Da war ich also der Arzt vom Dienst oder auch mit dem Dienst und trug das Diensthandy mit mir herum, auf dem ein Haufen Leute anriefen, die irgendetwas sagten wie beispielsweise: „Ähh, du Frau Zorgcooperations, wir vermisse einen unserer Patienten.“ „Ah“, dachte ich, „und warum ruft ihr jetzt mich an?“
Es stellte sich heraus, dass im Falle eines verloren gegangenen Patientens genaue Befehle auszuführen waren, die in den offiziellen Krankenhausanweisungen aufgeführt wurden. Sollte das Pflegepersonal den Patienten nicht mehr finden können, dann muss der Dienstarzt informiert werden und die Sache in die Hand nehmen. Ha! Das ist natürlich ein logischer Gedankengang. Schließlich hat der Dienstarzt mehrere Jahre studiert, ist deshalb um einiges schlauer als so eine Krankenschwester und wird daher den Patienten zackzack wiederfinden… Ach ja, den Patienten hatte ich im Übrigen nie zuvor getroffen.
Das Superhandlungsprotokoll in der Hand, stapelte ich erst mal die Unterlagen des Patienten vor mir auf den Tisch und hakte die Checkliste ab: „Habt ihr die Stationen durchsucht?“ „Jop.“ „Die Toiletten?“ „Hmhm.“ „Den Keller?“ „Jaaaa.“ „Die Umgebungsgrünfläche?“ „Wir haben aus dem Fenster geschaut.“ „Eine Suchdurchsage gemacht?“ „Schon erledigt.“ Der nächste Punkt „Dienstarzt informieren“ war ebenfalls ausgeführt.

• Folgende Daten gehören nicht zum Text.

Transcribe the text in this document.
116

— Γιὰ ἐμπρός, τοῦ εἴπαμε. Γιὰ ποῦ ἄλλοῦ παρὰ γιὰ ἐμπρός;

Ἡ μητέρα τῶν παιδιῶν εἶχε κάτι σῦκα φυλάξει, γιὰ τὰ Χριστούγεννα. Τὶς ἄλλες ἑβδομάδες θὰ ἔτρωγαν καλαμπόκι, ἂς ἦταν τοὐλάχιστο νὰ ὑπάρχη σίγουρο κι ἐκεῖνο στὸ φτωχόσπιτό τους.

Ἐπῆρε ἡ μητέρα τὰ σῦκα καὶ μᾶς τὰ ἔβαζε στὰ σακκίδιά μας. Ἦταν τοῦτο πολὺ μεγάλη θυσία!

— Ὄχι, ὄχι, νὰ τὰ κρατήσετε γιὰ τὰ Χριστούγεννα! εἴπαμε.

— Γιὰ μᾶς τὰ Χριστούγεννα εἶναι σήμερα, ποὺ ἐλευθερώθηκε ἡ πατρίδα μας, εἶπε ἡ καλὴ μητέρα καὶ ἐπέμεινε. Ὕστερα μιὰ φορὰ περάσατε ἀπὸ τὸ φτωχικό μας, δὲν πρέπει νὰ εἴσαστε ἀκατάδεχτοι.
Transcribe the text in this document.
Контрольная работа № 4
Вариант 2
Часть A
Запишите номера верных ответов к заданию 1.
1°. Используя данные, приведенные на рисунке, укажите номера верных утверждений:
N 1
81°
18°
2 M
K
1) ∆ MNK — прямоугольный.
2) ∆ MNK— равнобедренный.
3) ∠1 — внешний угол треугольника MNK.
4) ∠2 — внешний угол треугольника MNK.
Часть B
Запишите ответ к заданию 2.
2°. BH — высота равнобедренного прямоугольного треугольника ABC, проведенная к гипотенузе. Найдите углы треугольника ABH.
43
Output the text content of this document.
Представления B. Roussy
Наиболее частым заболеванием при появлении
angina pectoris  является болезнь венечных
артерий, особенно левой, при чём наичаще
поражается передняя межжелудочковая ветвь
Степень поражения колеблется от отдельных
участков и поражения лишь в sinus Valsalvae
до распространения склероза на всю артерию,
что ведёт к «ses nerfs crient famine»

Sehr informiert kam ich mir allerdings trotzdem nicht vor. Als folgende Maßnahme kam nun: „Polizei informieren“. Das tat natürlich der Dienstarzt. Wer sonst konnte hier präzise Informationen über den Vermissten geben! Irgendwie hatte ich in meinem ganzen Leben noch nie mit der Polizei telefoniert und diskutierte erst mal mit den Schwestern, ob man denn hier nun 110 wählen solle oder ob es vielleicht eine unauffällige Nummer direkt in die lokale Polizeidienststelle gab. Immerhin handelte es sich hier um keinen akuten Raubüberfall.
Ich rief schließlich die Pforte an und fragte nach, ob die mich mit der Polizei verbinden könnten. Die Polizei – welche Nummer die Pforte nun auch gewählt hatte – ging auch sofort ran. „Klinikum Beteigeuze an der Zingg, blabla, ich möchte hier einen Patienten als vermisst melden.“ „Name?“ „Hmm Hermann Frö..“ „Nein, nein ihrer.“ Der Polizist brachte nun erstmal mehrere Minuten damit zu, meinen Nachnamen und den Vornamen ganz genau zu notieren. „Zorgcooperations mit Z oder S? Zwei Os? Können sie das bitte mal buchstabieren? Und den Vornamen auch. Haben sie einen Doktortitel?“
Nachdem ganz genau notiert war, wer hier überhaupt anrief, wurden auch die Patientendaten aufgenommen. Wir erfanden einen genauen Vermissungszeitpunkt, da „naja, seit einer Stunde“ als Zeitangabe überhaupt nicht präzise genug war. Eine der Schwestern, welche übrigens belustigt im Kreis um mich herumstanden, gab schließlich eine genaue Personenbeschreibung ab und zum Glück ging die Polizei dann los und fand den Patienten wieder, der inzwischen brav nach Hause gelaufen war.